Mixers and Merge-functions¶
In the last page you modelled outbreaks that were seeded either in the red population, who were all players, and the blue population, which contained both players and all of the workers.
This resulted in two different outbreaks, which was understandable given that only workers move between wards. One issue was that the demographics were completely separate - infected individuals in the red population couldn’t infect individuals in the blue population and vice-versa.
This is because the Network
for each demographic was
advanced independently, and no mixing took place.
Force of infection (FOI)¶
Infected individuals in a ward contribute to the force of infection (FOI) of that ward. The higher the FOI, the more likely it is that other individuals in a ward will become infected.
The FOIs for each demographic sub-network are calculated independently,
based only on the infected individuals from that demographic. We can thus
use the FOI calculation as a way of enabling different demographics to
mix. We do this in metawards
using custom functions, called
MetaWards.mixers. These choose different
merge functions
that are
used to mix and merge calculations of FOIs across different demographics.
The default mixer is mix_none()
, which, as the
name suggests, performs no mixing between demographics.
Mix evenly¶
An alternative is to use mix_evenly()
. This evenly
mixes all demographics. It sets the FOI in each ward in each demographic
equal to the sum of the FOIs in that ward across all demographics.
You can choose this mixer using the --mixer
argument.

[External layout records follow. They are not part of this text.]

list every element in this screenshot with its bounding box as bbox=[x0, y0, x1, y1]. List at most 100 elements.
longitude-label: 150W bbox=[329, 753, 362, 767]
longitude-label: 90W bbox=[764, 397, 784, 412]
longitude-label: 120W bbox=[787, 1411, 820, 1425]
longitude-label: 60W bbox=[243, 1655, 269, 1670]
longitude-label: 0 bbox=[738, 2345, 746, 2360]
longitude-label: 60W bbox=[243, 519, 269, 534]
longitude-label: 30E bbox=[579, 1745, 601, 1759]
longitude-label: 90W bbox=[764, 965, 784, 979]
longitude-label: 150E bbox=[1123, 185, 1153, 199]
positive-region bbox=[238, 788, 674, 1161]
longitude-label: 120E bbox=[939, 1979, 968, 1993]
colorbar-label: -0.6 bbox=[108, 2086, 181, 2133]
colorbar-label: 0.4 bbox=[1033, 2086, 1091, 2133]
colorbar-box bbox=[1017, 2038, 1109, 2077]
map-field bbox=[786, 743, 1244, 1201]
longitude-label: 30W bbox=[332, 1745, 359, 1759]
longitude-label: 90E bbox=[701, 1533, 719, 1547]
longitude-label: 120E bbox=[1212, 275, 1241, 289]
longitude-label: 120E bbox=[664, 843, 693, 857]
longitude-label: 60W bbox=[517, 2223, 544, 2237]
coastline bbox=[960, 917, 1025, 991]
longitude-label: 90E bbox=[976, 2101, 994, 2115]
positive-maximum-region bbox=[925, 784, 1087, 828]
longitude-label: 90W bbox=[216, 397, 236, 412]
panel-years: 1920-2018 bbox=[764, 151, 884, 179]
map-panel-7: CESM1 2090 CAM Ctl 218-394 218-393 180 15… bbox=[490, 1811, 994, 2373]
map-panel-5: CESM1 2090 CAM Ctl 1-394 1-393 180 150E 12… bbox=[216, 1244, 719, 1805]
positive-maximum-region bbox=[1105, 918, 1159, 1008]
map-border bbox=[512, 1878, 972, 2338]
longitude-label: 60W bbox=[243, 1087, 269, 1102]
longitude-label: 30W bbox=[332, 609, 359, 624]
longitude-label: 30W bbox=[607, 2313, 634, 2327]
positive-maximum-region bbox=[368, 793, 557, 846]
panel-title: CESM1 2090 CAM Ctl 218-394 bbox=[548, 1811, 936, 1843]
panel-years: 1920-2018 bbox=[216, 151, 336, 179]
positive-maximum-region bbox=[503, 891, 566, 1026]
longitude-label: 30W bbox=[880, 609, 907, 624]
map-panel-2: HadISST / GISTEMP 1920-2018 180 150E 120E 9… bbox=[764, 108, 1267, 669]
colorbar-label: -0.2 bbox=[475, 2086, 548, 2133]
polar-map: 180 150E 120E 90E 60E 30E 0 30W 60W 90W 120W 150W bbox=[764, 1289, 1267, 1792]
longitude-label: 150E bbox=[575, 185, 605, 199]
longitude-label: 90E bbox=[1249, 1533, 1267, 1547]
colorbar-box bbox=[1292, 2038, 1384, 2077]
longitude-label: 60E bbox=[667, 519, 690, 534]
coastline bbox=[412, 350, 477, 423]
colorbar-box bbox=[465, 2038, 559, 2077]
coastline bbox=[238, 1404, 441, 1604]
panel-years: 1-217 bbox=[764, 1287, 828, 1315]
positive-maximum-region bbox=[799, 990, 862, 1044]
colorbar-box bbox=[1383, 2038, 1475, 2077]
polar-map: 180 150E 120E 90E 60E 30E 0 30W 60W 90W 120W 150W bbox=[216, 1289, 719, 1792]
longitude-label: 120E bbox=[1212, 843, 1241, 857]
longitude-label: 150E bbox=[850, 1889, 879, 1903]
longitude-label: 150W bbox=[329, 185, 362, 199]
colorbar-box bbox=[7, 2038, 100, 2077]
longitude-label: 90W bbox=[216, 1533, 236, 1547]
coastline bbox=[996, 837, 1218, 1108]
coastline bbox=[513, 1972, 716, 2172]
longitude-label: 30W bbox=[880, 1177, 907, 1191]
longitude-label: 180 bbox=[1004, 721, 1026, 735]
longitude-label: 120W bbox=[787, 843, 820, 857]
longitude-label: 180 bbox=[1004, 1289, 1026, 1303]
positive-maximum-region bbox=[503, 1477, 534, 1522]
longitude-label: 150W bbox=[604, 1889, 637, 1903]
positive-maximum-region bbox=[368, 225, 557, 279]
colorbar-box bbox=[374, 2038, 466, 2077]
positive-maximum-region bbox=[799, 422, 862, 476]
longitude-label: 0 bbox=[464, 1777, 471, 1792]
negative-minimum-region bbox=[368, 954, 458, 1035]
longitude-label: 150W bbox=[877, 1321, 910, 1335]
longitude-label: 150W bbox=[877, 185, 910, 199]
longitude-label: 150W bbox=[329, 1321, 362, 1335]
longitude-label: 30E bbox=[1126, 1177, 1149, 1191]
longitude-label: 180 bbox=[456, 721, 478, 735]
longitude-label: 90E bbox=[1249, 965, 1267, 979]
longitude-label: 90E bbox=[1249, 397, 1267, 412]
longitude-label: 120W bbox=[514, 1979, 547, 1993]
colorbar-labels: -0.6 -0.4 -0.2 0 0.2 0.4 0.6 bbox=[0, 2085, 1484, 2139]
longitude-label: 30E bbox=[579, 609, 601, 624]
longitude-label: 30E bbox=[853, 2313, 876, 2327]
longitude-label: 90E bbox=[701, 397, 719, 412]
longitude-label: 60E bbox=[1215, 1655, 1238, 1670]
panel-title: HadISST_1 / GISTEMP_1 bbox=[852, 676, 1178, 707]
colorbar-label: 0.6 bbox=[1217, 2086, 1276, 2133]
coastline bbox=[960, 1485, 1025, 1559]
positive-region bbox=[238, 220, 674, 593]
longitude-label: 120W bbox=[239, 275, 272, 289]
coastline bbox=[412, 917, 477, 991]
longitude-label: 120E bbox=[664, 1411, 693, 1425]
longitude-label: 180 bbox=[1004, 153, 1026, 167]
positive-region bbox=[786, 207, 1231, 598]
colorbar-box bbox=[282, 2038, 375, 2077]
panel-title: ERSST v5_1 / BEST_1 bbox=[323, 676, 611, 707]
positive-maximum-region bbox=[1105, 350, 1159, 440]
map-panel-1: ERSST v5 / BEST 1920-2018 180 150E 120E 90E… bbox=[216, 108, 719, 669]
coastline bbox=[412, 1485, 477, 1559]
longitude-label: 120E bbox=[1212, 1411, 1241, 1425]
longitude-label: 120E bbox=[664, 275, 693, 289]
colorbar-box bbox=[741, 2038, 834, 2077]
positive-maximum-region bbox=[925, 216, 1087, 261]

Run metawards
using;
metawards -d lurgy3 -D demographics.json -a ExtraSeedsLondon.dat --mixer mix_evenly
You should now see that the outbreak spreads from the initial infection in the red demographic to the blue workers, who then spread it around the country to both the red and blue groups.
The trajectories for each of the demographics are written into a single
csv file called output/trajectory.csv.bz2
. This can be loaded
into tools such as Excel, R or Pandas for detailed analysis. For example,
in Pandas you can load the file using;
>>> import pandas as pd
>>> df = pd.read_csv("output/trajectory.csv.bz2")
>>> print(df)
day date demographic S E I R IW
0 0 2020-05-07 overall 56082077 0 0 0 0
1 0 2020-05-07 red 16806501 0 0 0 0
2 0 2020-05-07 blue 39275576 0 0 0 0
3 1 2020-05-08 overall 56082077 0 0 0 0
4 0 2020-05-08 red 16806501 0 0 0 0
.. ... ... ... ... .. .. ... ..
388 0 2020-09-13 red 1609032 0 0 15197469 0
389 0 2020-09-13 blue 1101473 0 1 38174102 0
390 130 2020-09-14 overall 2710505 0 0 53371572 0
391 0 2020-09-14 red 1609032 0 0 15197469 0
392 0 2020-09-14 blue 1101473 0 0 38174103 0
[393 rows x 8 columns]
You can see that the values for each day for each demographic are printed
in turn. The column called demographic
holds the name of the demographic,
with the overall total network called overall
.
You can plot this data easily using metawards-plot
, e.g.
metawards-plot -i output/trajectory.csv.bz2
This will produce a graph called output/demographics.jpg
.
This should look similar to this;
Notice how infections in the red demographic lag behind those of the blue demographic. This makes sense, as it is only the workers from the blue demographic that can be infected outside their home ward. The blue workers are thus the source of the infection for the red demographic.